Reseña de ‘Rustin’: un activista de derechos civiles marginado llega al centro

De vez en cuando, un actor domina tanto una película que su éxito depende en gran medida de cada una de sus palabras y gestos. Ese es el caso de la galvánica actuación principal de Colman Domingo en “Rustin”, que corre como una corriente a través de este retrato del activista gay por los derechos civiles, un asesor cercano del reverendo Dr. Martin Luther King Jr. Pacifista, ex convicto, cantante, laudista, socialista… Bayard Rustin Tuvo muchas vidas, pero sigue siendo más conocido como el principal organizador de la Marcha en Washington de 1963 por el Empleo y la Libertad. Fue Rustin quien leyó el Las demandas de la marcha. desde el podio, permaneciendo cerca del lado de King mientras pronunciaba su discurso “Tengo un sueño”.
Una obra de recuperación y celebración al mismo tiempo, “Rustin” busca poner su tema al frente y al centro de la historia que ayudó a hacer y de la cual, en ocasiones, ha sido eludido, en parte porque, como hombre abiertamente gay, desafió tanto la convención como la Ley. La suya fue una historia rica, fascinantemente compleja, llena de grandes personalidades y tremendos riesgos, una historia que aquí se destila principalmente a través de la marcha, que la película sigue desde su apresurada concepción hasta su sorprendente realización el 28 de agosto de 1963, cuando un cuarto de millón La gente se reunió en el Monumento a Lincoln. Fue el triunfo público decisivo en la vida de Rustin.
Después de una pequeña puesta en escena histórica (a través de imágenes de manifestantes estoicos rodeados de racistas que gritan), el director George C. Wolfe, trabajando a partir de un guión de Julian Breece y Dustin Lance Black, se pone manos a la obra. Es 1960 y King (Aml Ameen) está exasperado. Varios activistas han pedido a King que lidere una protesta masiva contra la próxima Convención Nacional Demócrata. Suspirando, King dirige sus ojos hacia arriba como si suplicara un testigo desde lo alto y declina cortésmente: «No soy tu hombre». Unos segundos más tarde, su mirada vuelve a dirigirse hacia arriba, pero ahora hacia Rustin, que está por encima de King, desafiándolo.
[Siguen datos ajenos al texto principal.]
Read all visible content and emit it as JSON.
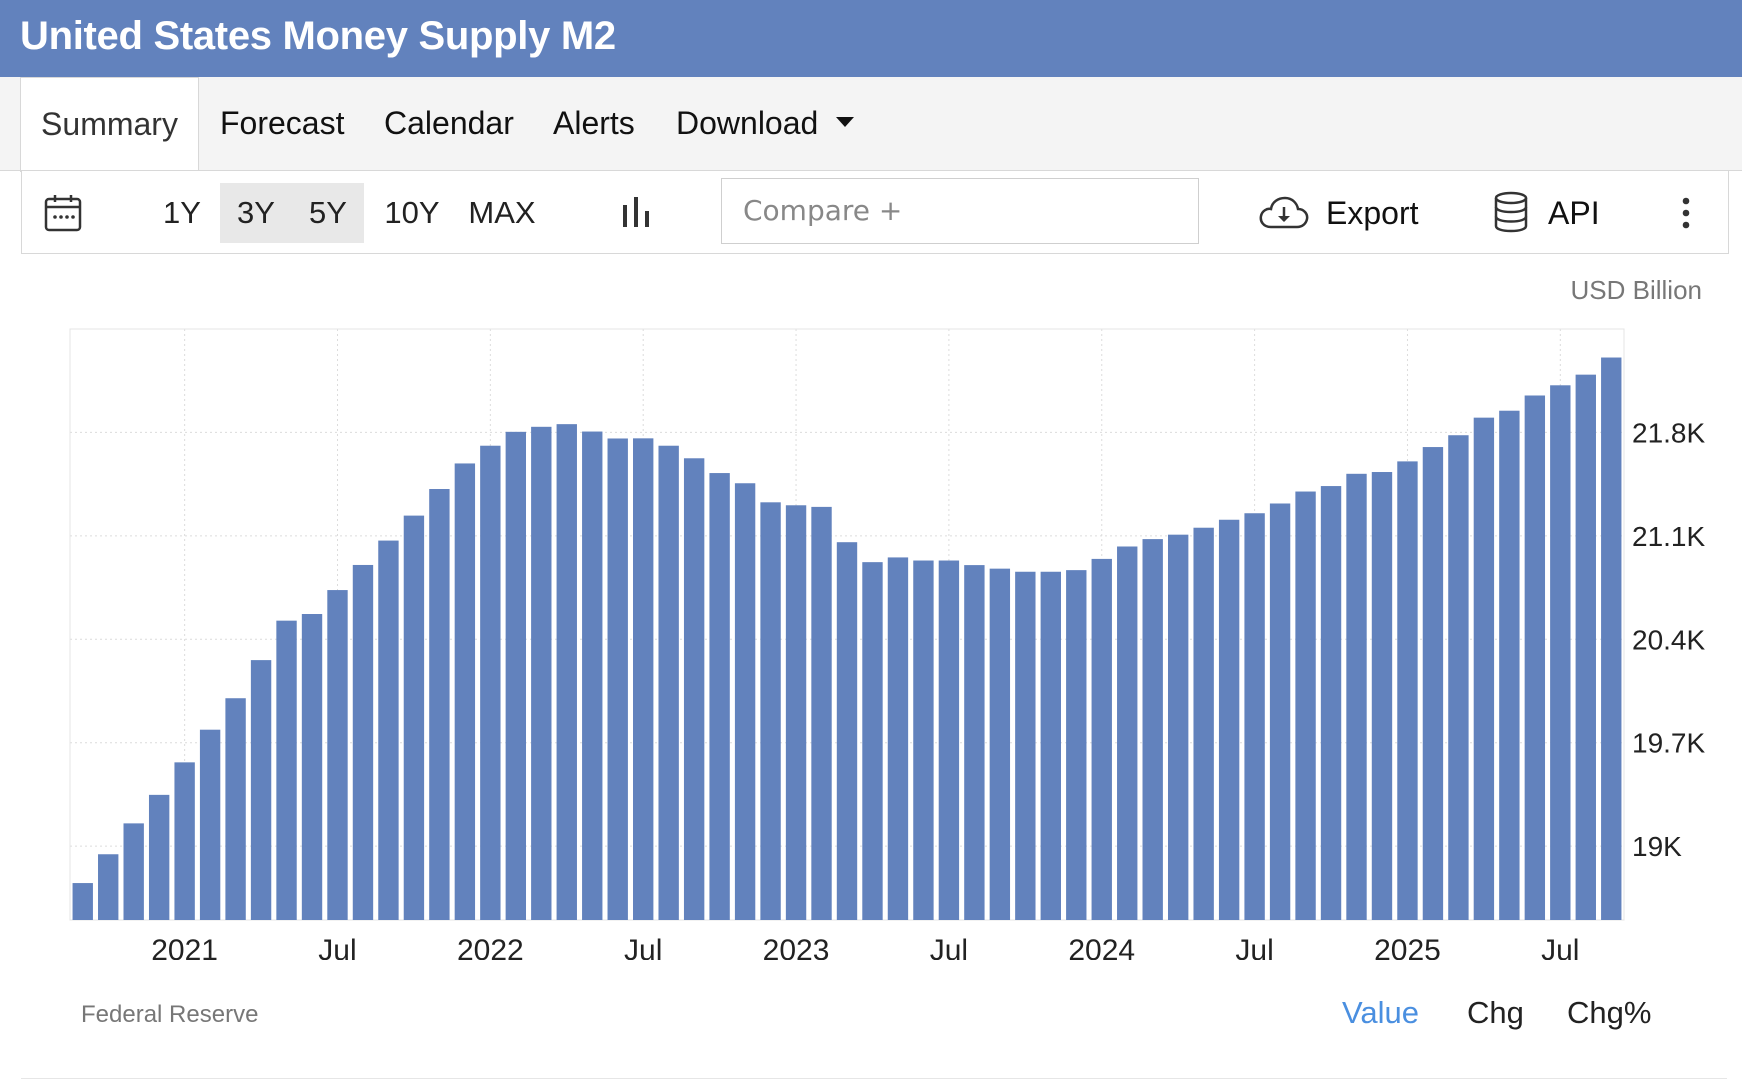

La protesta, explica Rustin, enviará un mensaje al partido y a su candidato, el favorito John F. Kennedy. A menos que los demócratas adopten una postura contra la segregación, Rustin dice con creciente pasión y volumen, “nuestra gente no los defenderá”. Su franqueza y lenguaje corporal dramatizan muy bien las dotes de Rustin como estratega, que alcanzan un crescendo cuando se sienta, de modo que ahora es él quien mira a King. Influido por el contundente argumento de Rustin, King acepta liderar la protesta, enfureciendo a los poderosos agentes del establishment como el jefe de la NAACP, Roy Wilkins (un Chris Rock mal interpretado), y el representante estadounidense en Harlem, Adam Clayton Powell Jr. (un feroz Jeffrey Wright). , sin tomar prisioneros).